The parties are further placed on notice that pursuant to Local Rule 72.3:
Any party may object to a Magistrate Judge's proposed findings, recommendations or report addressing a motion or matter described in 28 U.S.C. § 636 (b)(1)(B) or making a recommendation for the disposition of a prisoner case or a habeas corpus petition within fourteen (14) days after being served with a copy thereof. Such party shall file with the clerk of court, and serve on the Magistrate Judge and all parties, written objections which shall specifically identify the portions of the proposed findings, recommendations or report to which objection is made and the basis for such objections. The briefing requirements set forth in Local Rule 72.2 shall apply.

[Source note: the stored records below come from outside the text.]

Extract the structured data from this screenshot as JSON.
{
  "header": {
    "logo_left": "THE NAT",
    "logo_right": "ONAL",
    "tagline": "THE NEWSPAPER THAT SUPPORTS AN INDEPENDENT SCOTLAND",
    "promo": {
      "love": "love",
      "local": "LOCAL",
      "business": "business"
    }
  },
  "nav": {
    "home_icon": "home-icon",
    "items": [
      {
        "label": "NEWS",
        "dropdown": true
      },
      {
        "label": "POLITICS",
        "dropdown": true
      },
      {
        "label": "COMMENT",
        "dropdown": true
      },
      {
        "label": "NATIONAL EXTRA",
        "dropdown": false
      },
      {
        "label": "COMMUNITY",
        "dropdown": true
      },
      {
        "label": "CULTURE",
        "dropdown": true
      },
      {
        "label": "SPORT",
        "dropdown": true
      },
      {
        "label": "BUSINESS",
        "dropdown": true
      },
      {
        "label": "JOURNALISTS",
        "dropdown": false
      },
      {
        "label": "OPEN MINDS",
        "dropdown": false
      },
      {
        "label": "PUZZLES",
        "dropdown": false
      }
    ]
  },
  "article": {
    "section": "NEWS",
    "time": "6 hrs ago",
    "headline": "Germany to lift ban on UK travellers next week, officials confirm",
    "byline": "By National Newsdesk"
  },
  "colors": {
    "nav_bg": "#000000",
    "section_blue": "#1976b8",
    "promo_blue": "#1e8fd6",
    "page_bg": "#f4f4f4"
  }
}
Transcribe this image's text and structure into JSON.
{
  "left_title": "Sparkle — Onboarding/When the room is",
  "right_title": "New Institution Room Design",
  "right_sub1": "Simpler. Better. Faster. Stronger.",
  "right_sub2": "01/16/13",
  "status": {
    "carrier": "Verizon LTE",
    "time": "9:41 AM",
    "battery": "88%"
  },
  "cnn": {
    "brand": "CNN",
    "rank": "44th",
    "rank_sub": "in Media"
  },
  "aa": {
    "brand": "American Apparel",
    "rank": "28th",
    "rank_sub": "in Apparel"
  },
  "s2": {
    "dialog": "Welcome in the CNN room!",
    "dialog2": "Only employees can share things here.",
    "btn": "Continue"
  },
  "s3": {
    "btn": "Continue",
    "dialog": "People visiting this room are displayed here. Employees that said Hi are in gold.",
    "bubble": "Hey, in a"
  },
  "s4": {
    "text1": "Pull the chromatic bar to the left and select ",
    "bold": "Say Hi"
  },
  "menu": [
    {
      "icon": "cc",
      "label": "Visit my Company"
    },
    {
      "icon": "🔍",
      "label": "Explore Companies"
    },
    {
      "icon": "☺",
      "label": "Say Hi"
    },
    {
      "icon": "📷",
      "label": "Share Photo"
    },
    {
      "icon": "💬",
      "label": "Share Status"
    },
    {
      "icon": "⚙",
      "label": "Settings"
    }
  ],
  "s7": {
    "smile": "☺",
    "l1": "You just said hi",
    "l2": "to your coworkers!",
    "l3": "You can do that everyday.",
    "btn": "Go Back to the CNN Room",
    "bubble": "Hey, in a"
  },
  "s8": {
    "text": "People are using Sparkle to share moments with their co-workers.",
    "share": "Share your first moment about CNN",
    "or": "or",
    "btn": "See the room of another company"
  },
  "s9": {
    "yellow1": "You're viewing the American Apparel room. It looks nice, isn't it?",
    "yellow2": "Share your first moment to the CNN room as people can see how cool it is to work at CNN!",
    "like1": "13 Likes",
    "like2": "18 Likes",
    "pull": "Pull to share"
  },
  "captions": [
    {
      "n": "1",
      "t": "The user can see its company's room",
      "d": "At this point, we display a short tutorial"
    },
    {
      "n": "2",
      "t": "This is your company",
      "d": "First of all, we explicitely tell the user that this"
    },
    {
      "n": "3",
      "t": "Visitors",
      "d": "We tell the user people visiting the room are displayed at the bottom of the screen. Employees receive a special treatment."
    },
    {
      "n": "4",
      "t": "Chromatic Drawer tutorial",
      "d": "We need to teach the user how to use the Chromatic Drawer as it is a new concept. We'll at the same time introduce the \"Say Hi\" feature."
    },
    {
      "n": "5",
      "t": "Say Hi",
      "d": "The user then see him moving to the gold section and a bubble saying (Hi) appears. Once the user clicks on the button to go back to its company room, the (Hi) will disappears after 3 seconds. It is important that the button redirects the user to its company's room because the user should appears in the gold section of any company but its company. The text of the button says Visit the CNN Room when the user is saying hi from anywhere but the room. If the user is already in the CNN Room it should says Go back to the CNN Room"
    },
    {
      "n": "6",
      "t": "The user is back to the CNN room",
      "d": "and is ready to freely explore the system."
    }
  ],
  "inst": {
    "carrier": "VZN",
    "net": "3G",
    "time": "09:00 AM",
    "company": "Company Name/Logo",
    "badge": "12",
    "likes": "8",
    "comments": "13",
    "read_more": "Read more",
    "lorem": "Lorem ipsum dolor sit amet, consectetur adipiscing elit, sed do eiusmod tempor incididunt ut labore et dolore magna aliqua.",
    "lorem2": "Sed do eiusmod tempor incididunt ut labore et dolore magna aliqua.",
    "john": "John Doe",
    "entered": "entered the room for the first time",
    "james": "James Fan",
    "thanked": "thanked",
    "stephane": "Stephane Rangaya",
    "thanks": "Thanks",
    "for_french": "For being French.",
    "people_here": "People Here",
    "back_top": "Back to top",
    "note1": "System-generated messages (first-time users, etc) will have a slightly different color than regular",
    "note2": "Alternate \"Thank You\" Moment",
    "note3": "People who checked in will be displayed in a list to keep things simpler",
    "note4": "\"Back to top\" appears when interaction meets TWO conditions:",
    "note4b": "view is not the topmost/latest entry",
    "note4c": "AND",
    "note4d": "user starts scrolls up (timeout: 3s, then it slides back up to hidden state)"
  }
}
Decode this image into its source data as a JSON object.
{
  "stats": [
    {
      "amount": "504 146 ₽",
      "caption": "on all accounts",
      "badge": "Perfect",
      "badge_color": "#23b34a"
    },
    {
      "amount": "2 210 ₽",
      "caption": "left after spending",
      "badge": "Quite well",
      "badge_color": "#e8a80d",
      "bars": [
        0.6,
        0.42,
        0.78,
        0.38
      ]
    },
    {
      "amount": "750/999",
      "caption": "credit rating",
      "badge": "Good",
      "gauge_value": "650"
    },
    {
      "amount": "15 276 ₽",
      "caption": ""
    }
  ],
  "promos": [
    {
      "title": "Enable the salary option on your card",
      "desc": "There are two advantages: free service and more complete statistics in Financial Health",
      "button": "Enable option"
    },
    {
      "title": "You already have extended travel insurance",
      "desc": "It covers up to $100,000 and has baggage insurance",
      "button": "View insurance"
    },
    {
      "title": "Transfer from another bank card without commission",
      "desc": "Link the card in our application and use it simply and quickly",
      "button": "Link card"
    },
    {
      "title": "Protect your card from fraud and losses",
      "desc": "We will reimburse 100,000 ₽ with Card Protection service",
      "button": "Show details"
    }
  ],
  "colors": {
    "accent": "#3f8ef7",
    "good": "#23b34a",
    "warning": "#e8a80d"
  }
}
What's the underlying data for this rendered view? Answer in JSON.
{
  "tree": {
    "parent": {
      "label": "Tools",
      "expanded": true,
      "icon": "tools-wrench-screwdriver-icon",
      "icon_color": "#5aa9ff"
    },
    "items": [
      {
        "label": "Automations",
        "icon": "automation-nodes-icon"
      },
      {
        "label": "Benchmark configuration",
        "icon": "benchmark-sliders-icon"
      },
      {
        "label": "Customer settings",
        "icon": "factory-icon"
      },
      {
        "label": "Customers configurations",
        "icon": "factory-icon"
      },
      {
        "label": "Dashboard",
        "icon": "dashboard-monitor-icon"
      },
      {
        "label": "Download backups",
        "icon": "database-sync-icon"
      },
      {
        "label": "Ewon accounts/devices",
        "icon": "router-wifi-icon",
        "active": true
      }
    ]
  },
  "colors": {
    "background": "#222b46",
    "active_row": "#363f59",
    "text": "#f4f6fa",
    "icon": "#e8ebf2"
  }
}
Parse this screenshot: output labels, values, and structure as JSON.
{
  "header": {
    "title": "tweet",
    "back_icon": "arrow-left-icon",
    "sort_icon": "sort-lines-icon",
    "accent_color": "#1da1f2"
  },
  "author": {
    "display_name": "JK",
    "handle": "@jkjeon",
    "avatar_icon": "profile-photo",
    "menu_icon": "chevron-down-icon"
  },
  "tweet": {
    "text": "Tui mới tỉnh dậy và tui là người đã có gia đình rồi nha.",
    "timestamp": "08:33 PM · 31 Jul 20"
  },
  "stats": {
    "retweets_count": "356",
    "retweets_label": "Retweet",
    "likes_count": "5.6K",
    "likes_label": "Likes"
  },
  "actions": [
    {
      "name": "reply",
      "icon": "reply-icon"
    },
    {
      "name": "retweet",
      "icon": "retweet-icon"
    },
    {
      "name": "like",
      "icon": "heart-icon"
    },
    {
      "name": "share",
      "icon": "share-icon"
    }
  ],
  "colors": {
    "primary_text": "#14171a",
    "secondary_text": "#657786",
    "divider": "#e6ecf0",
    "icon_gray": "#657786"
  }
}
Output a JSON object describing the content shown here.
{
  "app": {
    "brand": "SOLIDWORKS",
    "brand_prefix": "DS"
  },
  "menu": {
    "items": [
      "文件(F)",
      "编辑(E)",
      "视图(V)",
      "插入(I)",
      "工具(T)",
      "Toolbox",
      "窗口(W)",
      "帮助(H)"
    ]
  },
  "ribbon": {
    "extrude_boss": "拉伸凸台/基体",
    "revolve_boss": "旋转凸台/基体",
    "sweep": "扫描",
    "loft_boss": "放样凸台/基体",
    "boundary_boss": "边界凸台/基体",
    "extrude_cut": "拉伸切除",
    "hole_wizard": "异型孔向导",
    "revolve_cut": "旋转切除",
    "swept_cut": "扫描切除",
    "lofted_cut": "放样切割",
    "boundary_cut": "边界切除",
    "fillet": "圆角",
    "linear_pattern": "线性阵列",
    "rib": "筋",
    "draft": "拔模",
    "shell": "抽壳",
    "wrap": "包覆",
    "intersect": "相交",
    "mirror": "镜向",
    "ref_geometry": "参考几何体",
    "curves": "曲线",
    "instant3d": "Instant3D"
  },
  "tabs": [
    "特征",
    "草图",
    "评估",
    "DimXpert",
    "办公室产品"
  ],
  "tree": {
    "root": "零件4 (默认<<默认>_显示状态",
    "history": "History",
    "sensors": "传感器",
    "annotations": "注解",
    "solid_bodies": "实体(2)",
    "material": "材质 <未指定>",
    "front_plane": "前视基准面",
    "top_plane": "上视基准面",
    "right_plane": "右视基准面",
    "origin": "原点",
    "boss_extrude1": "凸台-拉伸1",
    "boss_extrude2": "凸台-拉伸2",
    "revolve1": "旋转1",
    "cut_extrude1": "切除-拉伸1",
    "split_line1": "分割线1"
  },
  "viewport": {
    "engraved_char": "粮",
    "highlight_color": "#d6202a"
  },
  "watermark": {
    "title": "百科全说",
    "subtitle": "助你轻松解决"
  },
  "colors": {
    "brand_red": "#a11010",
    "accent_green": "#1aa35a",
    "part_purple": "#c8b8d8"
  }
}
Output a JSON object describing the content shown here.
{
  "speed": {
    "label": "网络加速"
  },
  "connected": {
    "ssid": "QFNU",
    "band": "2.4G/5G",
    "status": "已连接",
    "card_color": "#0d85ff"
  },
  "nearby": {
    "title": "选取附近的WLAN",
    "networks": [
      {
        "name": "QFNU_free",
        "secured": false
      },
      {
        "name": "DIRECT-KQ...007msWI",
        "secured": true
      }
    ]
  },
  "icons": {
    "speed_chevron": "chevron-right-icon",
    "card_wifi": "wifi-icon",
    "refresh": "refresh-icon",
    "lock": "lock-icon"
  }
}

A Judge shall make a de novo determination of those portions of the report or specified proposed findings or recommendations to which objection is made and may accept, reject, or modify, in whole or in part, the findings or recommendations made by the magistrate judge. The Judge, however, need conduct a new hearing only in his or her discretion or where required by law, and may consider the record developed before the magistrate judge, making his or her own determination on the basis of that record. The Judge may also receive further evidence, recall witnesses or recommit the matter to the Magistrate Judge with instructions.